Negli ultimi anni, la crescente avanzata dell’intelligenza artificiale, con modelli di machine learning e reti neurali artificiali sempre più sofisticati, ha portato ad una rapida crescita nella richiesta di potenza di calcolo. Tuttavia, questo aumento di complessità nei modelli ha evidenziato una sfida importante: l’efficienza energetica e le prestazioni dell’hardware di calcolo tradizionale non riescono a tenere il passo.

Per affrontare questa sfida, uno studio recentemente pubblicato su Nature Electronics presenta un’affascinante soluzione che unisce componenti elettroniche tradizionali a un organoide cerebrale, aprendo nuove prospettive nel mondo del calcolo ibrido: il biocomputer. Gli organoidi cerebrali, aggregati tridimensionali artificialmente coltivati da cellule staminali pluripotenti umane, sono diventati oggetto di crescente interesse nel campo della ricerca biomedica. Questi organoidi sviluppano tessuti che replicano alcune caratteristiche della struttura e della funzione cerebrale in via di sviluppo.

Nel contesto della ricerca condotta da Feng Guo e il suo team presso l’Indiana University Bloomington, gli organoidi cerebrali hanno assunto un ruolo fondamentale in un innovativo sistema di calcolo neuromorfico ibrido. Il sistema sviluppato dal team è costituito da due parti principali: una componente elettronica tradizionale e un organoide cerebrale. Quest’ultimo, generato da cellule staminali pluripotenti umane, presenta diverse identità cellulari cerebrali, comprese le fasi iniziali e quelle più mature dei neuroni, insieme alla formazione di strutture simili a quelle del cervello in via di sviluppo. Questo organoide riceve input attraverso stimolazioni elettriche e produce output attraverso attività neurale, creando un ponte tra il mondo elettronico e biologico.

Il team ha integrato l’organoide in un tipo di rete neurale artificiale noto come “reservoir computing”. In questa configurazione, l’organoide agisce come uno strato dinamico in grado di catturare e ricordare informazioni basate su una sequenza di input.
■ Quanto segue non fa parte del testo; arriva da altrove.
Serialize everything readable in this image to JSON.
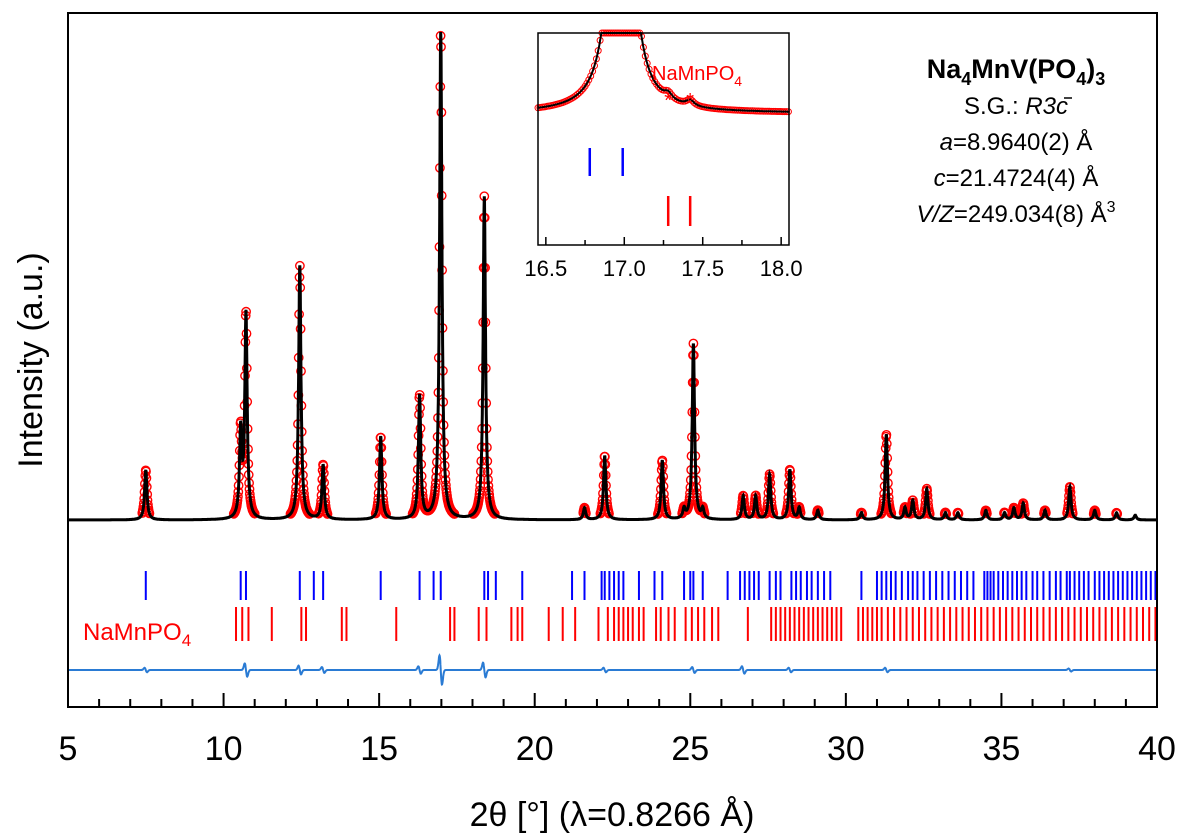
{
  "chart_data": {
    "type": "line",
    "xlabel": "2θ [°] (λ=0.8266 Å)",
    "ylabel": "Intensity (a.u.)",
    "xlim": [
      5,
      40
    ],
    "x_ticks": [
      "5",
      "10",
      "15",
      "20",
      "25",
      "30",
      "35",
      "40"
    ],
    "x_ticks_major": [
      5,
      10,
      15,
      20,
      25,
      30,
      35,
      40
    ],
    "x_minor_step": 1,
    "grid": false,
    "colors": {
      "observed": "#ff0000",
      "calculated": "#000000",
      "difference": "#2a7bd4",
      "phase_main_ticks": "#0000ff",
      "phase_impurity_ticks": "#ff0000"
    },
    "baseline": 0.0,
    "peaks": [
      {
        "x": 7.5,
        "y": 0.21
      },
      {
        "x": 10.55,
        "y": 0.36
      },
      {
        "x": 10.72,
        "y": 0.86
      },
      {
        "x": 12.45,
        "y": 1.07
      },
      {
        "x": 13.2,
        "y": 0.23
      },
      {
        "x": 15.05,
        "y": 0.35
      },
      {
        "x": 16.3,
        "y": 0.52
      },
      {
        "x": 16.98,
        "y": 2.05
      },
      {
        "x": 18.38,
        "y": 1.36
      },
      {
        "x": 21.6,
        "y": 0.05
      },
      {
        "x": 22.25,
        "y": 0.27
      },
      {
        "x": 24.1,
        "y": 0.25
      },
      {
        "x": 24.8,
        "y": 0.04
      },
      {
        "x": 25.1,
        "y": 0.74
      },
      {
        "x": 25.4,
        "y": 0.04
      },
      {
        "x": 26.7,
        "y": 0.1
      },
      {
        "x": 27.1,
        "y": 0.1
      },
      {
        "x": 27.55,
        "y": 0.19
      },
      {
        "x": 28.2,
        "y": 0.21
      },
      {
        "x": 28.5,
        "y": 0.05
      },
      {
        "x": 29.1,
        "y": 0.04
      },
      {
        "x": 30.5,
        "y": 0.03
      },
      {
        "x": 31.3,
        "y": 0.36
      },
      {
        "x": 31.9,
        "y": 0.05
      },
      {
        "x": 32.15,
        "y": 0.08
      },
      {
        "x": 32.6,
        "y": 0.13
      },
      {
        "x": 33.2,
        "y": 0.03
      },
      {
        "x": 33.6,
        "y": 0.03
      },
      {
        "x": 34.5,
        "y": 0.04
      },
      {
        "x": 35.1,
        "y": 0.03
      },
      {
        "x": 35.4,
        "y": 0.05
      },
      {
        "x": 35.7,
        "y": 0.07
      },
      {
        "x": 36.4,
        "y": 0.04
      },
      {
        "x": 37.2,
        "y": 0.14
      },
      {
        "x": 38.0,
        "y": 0.04
      },
      {
        "x": 38.7,
        "y": 0.03
      },
      {
        "x": 39.3,
        "y": 0.02
      }
    ],
    "series": [
      {
        "name": "observed",
        "style": "open circles",
        "values_from": "peaks"
      },
      {
        "name": "calculated",
        "style": "line",
        "values_from": "peaks"
      },
      {
        "name": "difference",
        "style": "line"
      }
    ],
    "difference_features": [
      {
        "x": 7.5,
        "amp": 0.03
      },
      {
        "x": 10.72,
        "amp": 0.09
      },
      {
        "x": 12.45,
        "amp": 0.06
      },
      {
        "x": 13.2,
        "amp": 0.04
      },
      {
        "x": 16.3,
        "amp": 0.05
      },
      {
        "x": 16.98,
        "amp": 0.2
      },
      {
        "x": 18.38,
        "amp": 0.1
      },
      {
        "x": 22.25,
        "amp": 0.03
      },
      {
        "x": 25.1,
        "amp": 0.04
      },
      {
        "x": 26.7,
        "amp": 0.05
      },
      {
        "x": 28.2,
        "amp": 0.03
      },
      {
        "x": 31.3,
        "amp": 0.03
      },
      {
        "x": 37.2,
        "amp": 0.02
      }
    ],
    "phase_ticks_main": [
      7.5,
      10.55,
      10.72,
      12.45,
      12.9,
      13.2,
      15.05,
      16.3,
      16.75,
      16.98,
      18.38,
      18.5,
      18.75,
      19.6,
      21.2,
      21.6,
      22.15,
      22.25,
      22.4,
      22.55,
      22.7,
      22.85,
      23.35,
      23.85,
      24.1,
      24.8,
      25.0,
      25.1,
      25.4,
      26.2,
      26.6,
      26.75,
      26.9,
      27.05,
      27.2,
      27.55,
      27.75,
      27.9,
      28.25,
      28.4,
      28.55,
      28.75,
      28.9,
      29.1,
      29.3,
      29.5,
      30.5,
      31.0,
      31.15,
      31.3,
      31.45,
      31.6,
      31.8,
      32.0,
      32.15,
      32.3,
      32.5,
      32.7,
      32.9,
      33.1,
      33.3,
      33.5,
      33.7,
      33.9,
      34.1,
      34.45,
      34.55,
      34.65,
      34.75,
      34.9,
      35.05,
      35.2,
      35.35,
      35.5,
      35.65,
      35.8,
      36.0,
      36.15,
      36.35,
      36.55,
      36.75,
      36.9,
      37.1,
      37.2,
      37.35,
      37.5,
      37.65,
      37.8,
      38.0,
      38.15,
      38.3,
      38.45,
      38.6,
      38.75,
      38.9,
      39.05,
      39.2,
      39.35,
      39.5,
      39.65,
      39.8,
      39.95
    ],
    "phase_ticks_impurity": [
      10.4,
      10.6,
      10.8,
      11.55,
      12.5,
      12.65,
      13.8,
      13.95,
      15.55,
      17.28,
      17.42,
      18.2,
      18.45,
      19.25,
      19.45,
      19.6,
      20.45,
      20.9,
      21.3,
      22.05,
      22.35,
      22.55,
      22.7,
      22.85,
      23.0,
      23.15,
      23.35,
      23.5,
      23.9,
      24.05,
      24.3,
      24.5,
      24.85,
      25.05,
      25.25,
      25.45,
      25.7,
      25.9,
      26.85,
      27.6,
      27.75,
      27.9,
      28.05,
      28.2,
      28.35,
      28.5,
      28.65,
      28.8,
      28.95,
      29.1,
      29.25,
      29.4,
      29.55,
      29.7,
      29.85,
      30.4,
      30.55,
      30.7,
      30.85,
      31.0,
      31.15,
      31.35,
      31.55,
      31.75,
      31.95,
      32.15,
      32.35,
      32.55,
      32.75,
      32.95,
      33.15,
      33.35,
      33.55,
      33.75,
      33.95,
      34.15,
      34.35,
      34.55,
      34.75,
      34.95,
      35.15,
      35.35,
      35.55,
      35.75,
      35.95,
      36.15,
      36.35,
      36.55,
      36.75,
      36.95,
      37.15,
      37.35,
      37.55,
      37.75,
      37.95,
      38.15,
      38.35,
      38.55,
      38.75,
      38.95,
      39.15,
      39.35,
      39.55,
      39.75,
      39.95
    ],
    "impurity_label": {
      "base": "NaMnPO",
      "sub": "4"
    },
    "annotation": {
      "formula": [
        {
          "t": "Na",
          "s": false
        },
        {
          "t": "4",
          "s": true
        },
        {
          "t": "MnV(PO",
          "s": false
        },
        {
          "t": "4",
          "s": true
        },
        {
          "t": ")",
          "s": false
        },
        {
          "t": "3",
          "s": true
        }
      ],
      "space_group_prefix": "S.G.: ",
      "space_group": "R3c",
      "a_label": "a",
      "a_value": "=8.9640(2) Å",
      "c_label": "c",
      "c_value": "=21.4724(4) Å",
      "v_label": "V/Z",
      "v_value": "=249.034(8) Å",
      "v_sup": "3"
    },
    "inset": {
      "xlim": [
        16.45,
        18.05
      ],
      "x_ticks": [
        "16.5",
        "17.0",
        "17.5",
        "18.0"
      ],
      "x_ticks_major": [
        16.5,
        17.0,
        17.5,
        18.0
      ],
      "label": {
        "base": "NaMnPO",
        "sub": "4"
      },
      "star_markers": [
        "*",
        "*"
      ],
      "star_positions": [
        17.28,
        17.42
      ],
      "main_ticks": [
        16.78,
        16.99
      ],
      "impurity_ticks": [
        17.28,
        17.42
      ]
    }
  }
}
L’hardware tradizionale è stato utilizzato per gli strati di input e output, con l’output addestrato per leggere lo strato di “reservoir” e formulare previsioni o classificazioni basate sui dati di input originali. Per valutare l’efficacia del sistema, è stato testato nel riconoscimento vocale.

La sfida consisteva nel distinguere i suoni delle vocali giapponesi provenienti da otto locutori maschi differenti, utilizzando 240 clip audio. Dopo un periodo di addestramento, il sistema ha raggiunto un’accuratezza di circa il 78%. Inoltre, è stato impiegato con successo nella previsione di una mappa di Hénon, un sistema dinamico non lineare in matematica. Sebbene mostri una leggera riduzione di precisione rispetto alle reti neurali artificiali con memoria a lungo termine, i risultati sono comunque promettenti. Tuttavia, gli autori sottolineano che l’organoide cerebrale rappresenta solo una parte del sistema, e ulteriori ricerche sono necessarie per dimostrare la fattibilità di reti neurali artificiali più complesse. In un commento aggiuntivo, Lena Smirnova e colleghi avvertono sull’importanza di esaminare le questioni etiche legate all’utilizzo di tessuto cerebrale umano in questi sistemi biocomputazionali.

Sebbene la creazione di sistemi di biocomputing generali possa richiedere ancora del tempo, questa ricerca offre preziose intuizioni sui meccanismi di apprendimento, lo sviluppo neurale e le implicazioni cognitive delle malattie neurodegenerative. In conclusione, la collaborazione tra elettronica e biologia potrebbe rappresentare un passo cruciale verso il futuro del calcolo, aprendo nuove strade per affrontare le sfide dell’efficienza energetica e delle prestazioni nell’era dell’intelligenza artificiale sempre più complessa.